Глаза ее заблестели еще ярче. Не сказав ни слова, она встала с софы, подошла к музыкальному центру, выключила Бадди Рича[36]с его тягучей балладой о печали, поставила диск с ритмами Центральной Америки, водрузила, к великому удивлению собравшихся, себе на голову графин с пуншем и начла танцевать, потрясающе поводя бедрами и плечами, не пролив при этом ни капли.

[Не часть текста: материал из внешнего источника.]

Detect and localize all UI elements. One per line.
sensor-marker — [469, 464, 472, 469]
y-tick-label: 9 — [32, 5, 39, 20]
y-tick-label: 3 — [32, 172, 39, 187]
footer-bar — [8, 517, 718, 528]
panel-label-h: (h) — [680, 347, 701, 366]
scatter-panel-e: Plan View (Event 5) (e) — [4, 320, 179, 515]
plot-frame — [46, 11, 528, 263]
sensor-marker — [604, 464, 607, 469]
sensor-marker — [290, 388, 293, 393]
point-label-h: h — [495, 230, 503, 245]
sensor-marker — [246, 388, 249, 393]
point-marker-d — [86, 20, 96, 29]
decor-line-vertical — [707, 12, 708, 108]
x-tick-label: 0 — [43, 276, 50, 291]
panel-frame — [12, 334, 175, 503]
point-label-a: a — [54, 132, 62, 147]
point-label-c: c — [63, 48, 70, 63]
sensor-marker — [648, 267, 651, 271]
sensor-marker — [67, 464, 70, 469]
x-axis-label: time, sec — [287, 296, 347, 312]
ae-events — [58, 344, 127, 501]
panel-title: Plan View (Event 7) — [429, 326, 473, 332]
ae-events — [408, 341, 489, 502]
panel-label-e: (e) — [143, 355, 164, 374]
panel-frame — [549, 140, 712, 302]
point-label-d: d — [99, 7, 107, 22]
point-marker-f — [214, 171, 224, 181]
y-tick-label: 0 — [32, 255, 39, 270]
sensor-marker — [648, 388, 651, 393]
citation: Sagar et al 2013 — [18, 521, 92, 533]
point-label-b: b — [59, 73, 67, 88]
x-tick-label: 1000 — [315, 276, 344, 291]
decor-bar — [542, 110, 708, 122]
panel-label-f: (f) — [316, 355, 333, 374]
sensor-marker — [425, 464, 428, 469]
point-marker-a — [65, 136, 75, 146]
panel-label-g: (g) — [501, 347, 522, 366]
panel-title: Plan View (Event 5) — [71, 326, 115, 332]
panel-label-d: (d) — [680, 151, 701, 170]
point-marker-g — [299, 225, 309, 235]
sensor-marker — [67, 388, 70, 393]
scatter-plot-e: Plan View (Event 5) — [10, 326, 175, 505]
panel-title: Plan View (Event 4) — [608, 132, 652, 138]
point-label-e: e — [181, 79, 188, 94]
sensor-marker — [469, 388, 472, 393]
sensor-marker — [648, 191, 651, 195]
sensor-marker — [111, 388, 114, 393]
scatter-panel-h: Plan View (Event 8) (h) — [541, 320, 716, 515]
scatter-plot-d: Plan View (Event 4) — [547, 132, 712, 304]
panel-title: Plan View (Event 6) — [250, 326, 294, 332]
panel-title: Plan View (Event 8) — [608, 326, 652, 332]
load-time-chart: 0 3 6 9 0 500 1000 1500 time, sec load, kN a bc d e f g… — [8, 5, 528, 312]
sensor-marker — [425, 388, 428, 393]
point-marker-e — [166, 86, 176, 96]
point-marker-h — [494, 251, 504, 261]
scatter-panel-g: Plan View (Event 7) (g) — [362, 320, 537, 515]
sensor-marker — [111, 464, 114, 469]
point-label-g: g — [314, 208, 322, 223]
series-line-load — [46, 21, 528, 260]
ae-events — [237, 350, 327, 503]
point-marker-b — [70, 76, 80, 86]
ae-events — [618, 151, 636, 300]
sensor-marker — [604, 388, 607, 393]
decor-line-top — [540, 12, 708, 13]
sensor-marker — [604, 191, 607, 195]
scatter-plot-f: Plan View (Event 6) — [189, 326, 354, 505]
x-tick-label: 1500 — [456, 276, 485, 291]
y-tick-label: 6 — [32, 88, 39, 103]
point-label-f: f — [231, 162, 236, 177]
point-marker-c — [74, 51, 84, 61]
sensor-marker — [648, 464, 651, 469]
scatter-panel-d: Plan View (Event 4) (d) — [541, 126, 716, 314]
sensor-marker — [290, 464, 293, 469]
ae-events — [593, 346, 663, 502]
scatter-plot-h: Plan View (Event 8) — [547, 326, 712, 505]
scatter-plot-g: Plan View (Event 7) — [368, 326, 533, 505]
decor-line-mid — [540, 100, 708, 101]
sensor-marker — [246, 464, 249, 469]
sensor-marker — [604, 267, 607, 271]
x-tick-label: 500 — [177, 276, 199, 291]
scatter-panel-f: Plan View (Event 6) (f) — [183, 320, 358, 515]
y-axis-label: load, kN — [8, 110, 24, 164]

Отнеся графин на место, она поблагодарила всех за аплодисменты и вернулась ко мне.
— Ну что? Умею или нет?
Я не заметил, как пролетели часы. Мы с ней танцевали, и мне открывалось неведомое пространство языка тел. Я понимал, что она слушается меня во всем и что для нее это не простая формальность, что ей хотелось, чтобы я вел ее по дорогам внезапных прикосновений и мгновенных отстранений друг от друга. Она не сопротивлялась, когда я привлекал ее к себе, напротив, смело приникала ко мне сама. В каком-то па она откинула полы моего пиджака, и я почувствовал легкое касание ее маленьких твердых грудей о рубашку. Тогда я притянул Исабель к себе еще сильнее и на поворотах, замедленных грациозным покачиванием бедер, я выдвигал ногу далеко вперед, и меня пронзало током, когда я чувствовал жар этой телесной близости. Исабель позволяла делать с собой все: вести ее, прижимать к себе, ей это нравилось, она тихо постанывала от удовольствия, впиваясь пальцами в мою спину.
Когда в каком-то прикосновении девушка почувствовала, что он у меня встал, она прижалась всем животом к моему телу, и у меня снизу вверх поползло мыслью-пауком: а ты готова, моя птичка, тепленькая птичка, ты — вот-вот, но что-то заставило меня устыдиться. Я мотнул головой, паук упал, и в новом повороте я со всего маху наступил ей на туфлю.
Часы летели и летели, а мне хотелось лишь обнимать Исабель, молча, покачиваясь в блюзе, пока Рей Чарльз[37]обращался к тем, от кого был отделен стеной слепоты, но ответа не было, потому что наши слившиеся тела и наше единое дыханье заставили нас забыть о существовании всех слов и всех языков на свете.